Thursday, February 12, 2009

Is Our Church an Institution?

As a younger man, I went through a period where I thought that the worst thing about most churches was that they were too institutional and not enough like extended families. That led me to explore the possibilities of house churches (at least in theory-- I never attended one), but I came to moderate my stance. Institutionalism is still a problem, but not everything can be spontaneous, and not all tradition is bad. Some things are worth establishing as habits, patterns, and, yes, even traditions. Ray Ortlund put it well:
To call anything an "institution" today is its death sentence, including a church. Should we be ashamed of the institutional aspects of our churches?

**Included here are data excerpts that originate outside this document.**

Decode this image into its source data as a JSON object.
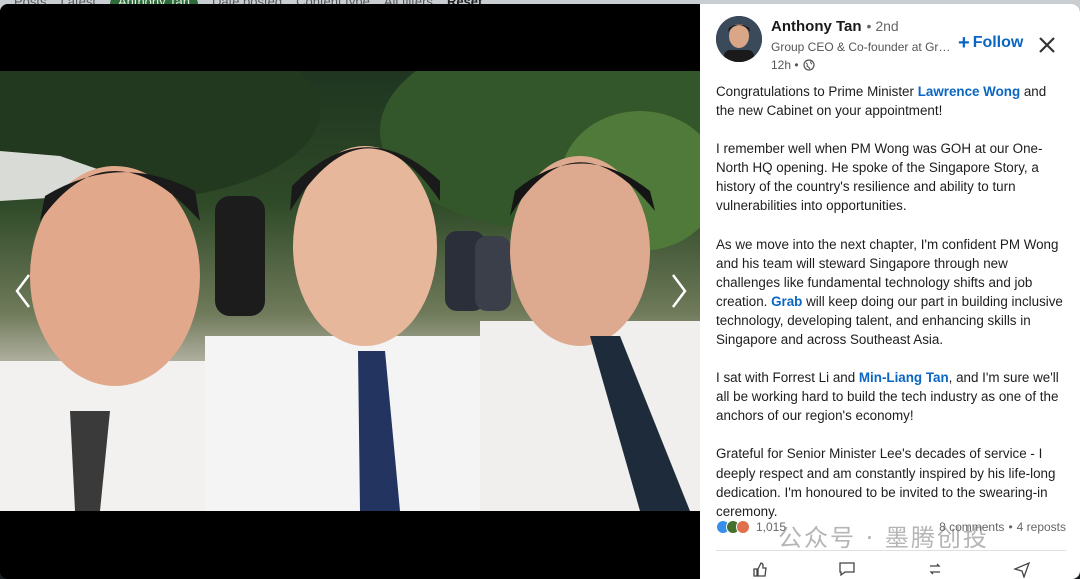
{
  "background_filters": [
    "Posts",
    "Latest",
    "Anthony Tan",
    "Date posted",
    "Content type",
    "All filters",
    "Reset"
  ],
  "author": {
    "name": "Anthony Tan",
    "degree": "• 2nd",
    "headline": "Group CEO & Co-founder at Grab",
    "time": "12h •",
    "follow_label": "Follow"
  },
  "post": {
    "p1_a": "Congratulations to Prime Minister ",
    "p1_mention": "Lawrence Wong",
    "p1_b": " and the new Cabinet on your appointment!",
    "p2": "I remember well when PM Wong was GOH at our One-North HQ opening. He spoke of the Singapore Story, a history of the country's resilience and ability to turn vulnerabilities into opportunities.",
    "p3_a": "As we move into the next chapter, I'm confident PM Wong and his team will steward Singapore through new challenges like fundamental technology shifts and job creation. ",
    "p3_mention": "Grab",
    "p3_b": " will keep doing our part in building inclusive technology, developing talent, and enhancing skills in Singapore and across Southeast Asia.",
    "p4_a": "I sat with Forrest Li and ",
    "p4_mention": "Min-Liang Tan",
    "p4_b": ", and I'm sure we'll all be working hard to build the tech industry as one of the anchors of our region's economy!",
    "p5": "Grateful for Senior Minister Lee's decades of service - I deeply respect and am constantly inspired by his life-long dedication. I'm honoured to be invited to the swearing-in ceremony."
  },
  "social": {
    "reactions": "1,015",
    "comments": "8 comments",
    "separator": "•",
    "reposts": "4 reposts"
  },
  "watermark": "公众号 · 墨腾创投",
  "colors": {
    "link": "#0a66c2",
    "lightbox_bg": "#000000"
  }
}
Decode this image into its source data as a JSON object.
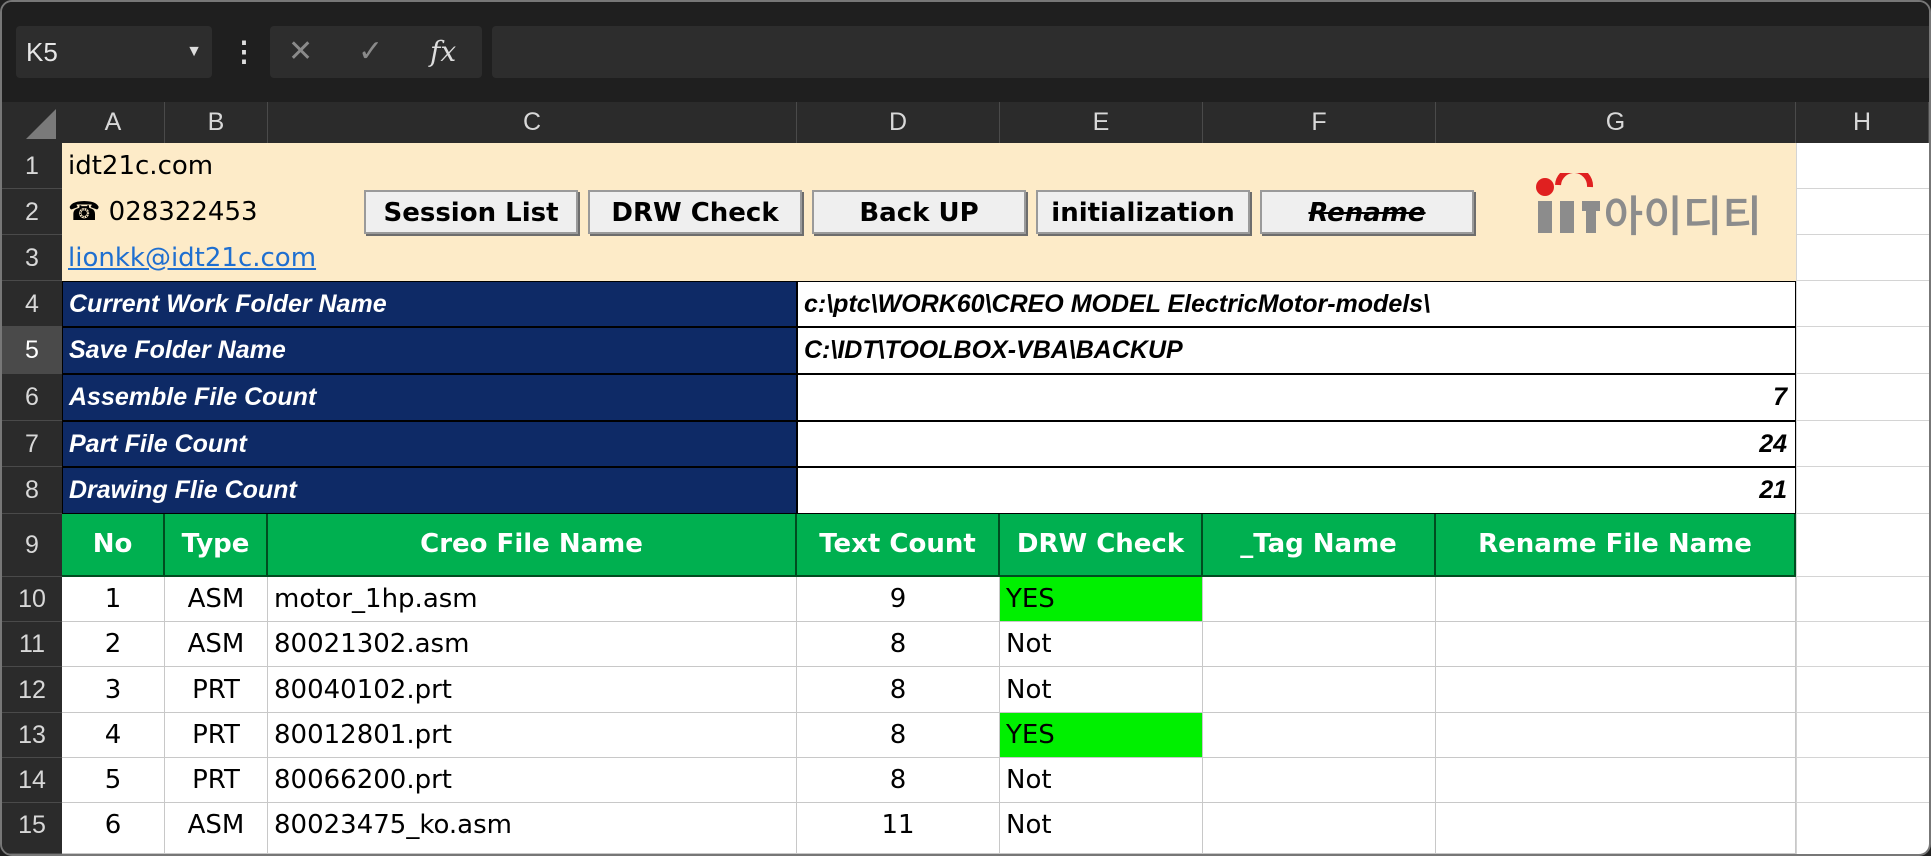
{
  "formula_bar": {
    "name_box": "K5",
    "cancel_icon": "✕",
    "enter_icon": "✓",
    "fx_label": "fx",
    "formula": ""
  },
  "columns": [
    "A",
    "B",
    "C",
    "D",
    "E",
    "F",
    "G",
    "H"
  ],
  "rows": [
    "1",
    "2",
    "3",
    "4",
    "5",
    "6",
    "7",
    "8",
    "9",
    "10",
    "11",
    "12",
    "13",
    "14",
    "15"
  ],
  "selected_row": "5",
  "header": {
    "site": "idt21c.com",
    "phone_icon": "☎",
    "phone": "028322453",
    "email": "lionkk@idt21c.com",
    "logo_text": "아이디티"
  },
  "buttons": {
    "session_list": "Session List",
    "drw_check": "DRW Check",
    "back_up": "Back UP",
    "initialization": "initialization",
    "rename": "Rename"
  },
  "info": {
    "work_folder_label": "Current Work Folder Name",
    "work_folder_value": "c:\\ptc\\WORK60\\CREO MODEL ElectricMotor-models\\",
    "save_folder_label": "Save Folder  Name",
    "save_folder_value": "C:\\IDT\\TOOLBOX-VBA\\BACKUP",
    "asm_count_label": "Assemble File Count",
    "asm_count_value": "7",
    "part_count_label": "Part File Count",
    "part_count_value": "24",
    "drw_count_label": "Drawing Flie Count",
    "drw_count_value": "21"
  },
  "table": {
    "headers": [
      "No",
      "Type",
      "Creo File Name",
      "Text Count",
      "DRW Check",
      "_Tag Name",
      "Rename File Name"
    ],
    "rows": [
      {
        "no": "1",
        "type": "ASM",
        "name": "motor_1hp.asm",
        "count": "9",
        "drw": "YES",
        "tag": "",
        "rename": ""
      },
      {
        "no": "2",
        "type": "ASM",
        "name": "80021302.asm",
        "count": "8",
        "drw": "Not",
        "tag": "",
        "rename": ""
      },
      {
        "no": "3",
        "type": "PRT",
        "name": "80040102.prt",
        "count": "8",
        "drw": "Not",
        "tag": "",
        "rename": ""
      },
      {
        "no": "4",
        "type": "PRT",
        "name": "80012801.prt",
        "count": "8",
        "drw": "YES",
        "tag": "",
        "rename": ""
      },
      {
        "no": "5",
        "type": "PRT",
        "name": "80066200.prt",
        "count": "8",
        "drw": "Not",
        "tag": "",
        "rename": ""
      },
      {
        "no": "6",
        "type": "ASM",
        "name": "80023475_ko.asm",
        "count": "11",
        "drw": "Not",
        "tag": "",
        "rename": ""
      }
    ]
  },
  "colors": {
    "navy": "#0e2a66",
    "green_header": "#00b050",
    "yes_green": "#00f000",
    "beige": "#fdebc8"
  }
}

What is an institution? An institution is a social mechanism where life-giving human activities can be nurtured and protected and sustained. Some aspects of life should be unscheduled, spontaneous, random. But not all of life should be. What an institution does is structure and order a desirable experience, so that it becomes repeatable on a regular basis. Some things deserve better than to be left to chance. Football season is an institution, Valentine's Day is an institution, and so forth.

Institutions are not a problem. The problem is that an institution can become institutionalized. An institution is meant to enrich life. Institutionalization takes that good thing and turns it into death. How? The institutional structure, the mechanism, takes on its own inherent purpose. The structure itself overshadows the experience that is to be nurtured within the structure. When the institutional vehicle intended to facilitate the desirable experience stops being the means and morphs into the end, when running the plays rather than moving the ball down the field and scoring the touchdown becomes the preoccupation, when the instrument of blessing becomes brittle and life-quenching -- that is institutionalization. It's how a vehicle for liberation degenerates into an engine of oppression, but it keeps the sacred aura of the original liberating purpose. The Pharisees were masterful in this way.

Your church is an institution. Don't be embarrassed by that. But guard and improve your institution, so that its gospel purpose -- that people would meet with Christ, go deep, and never stop growing in him -- so that that larger purpose is served.

Reformed, always being further reformed, according to the Word of God, for greater joy in the Lord spreading to more and more people -- that's an institution worthy of our all.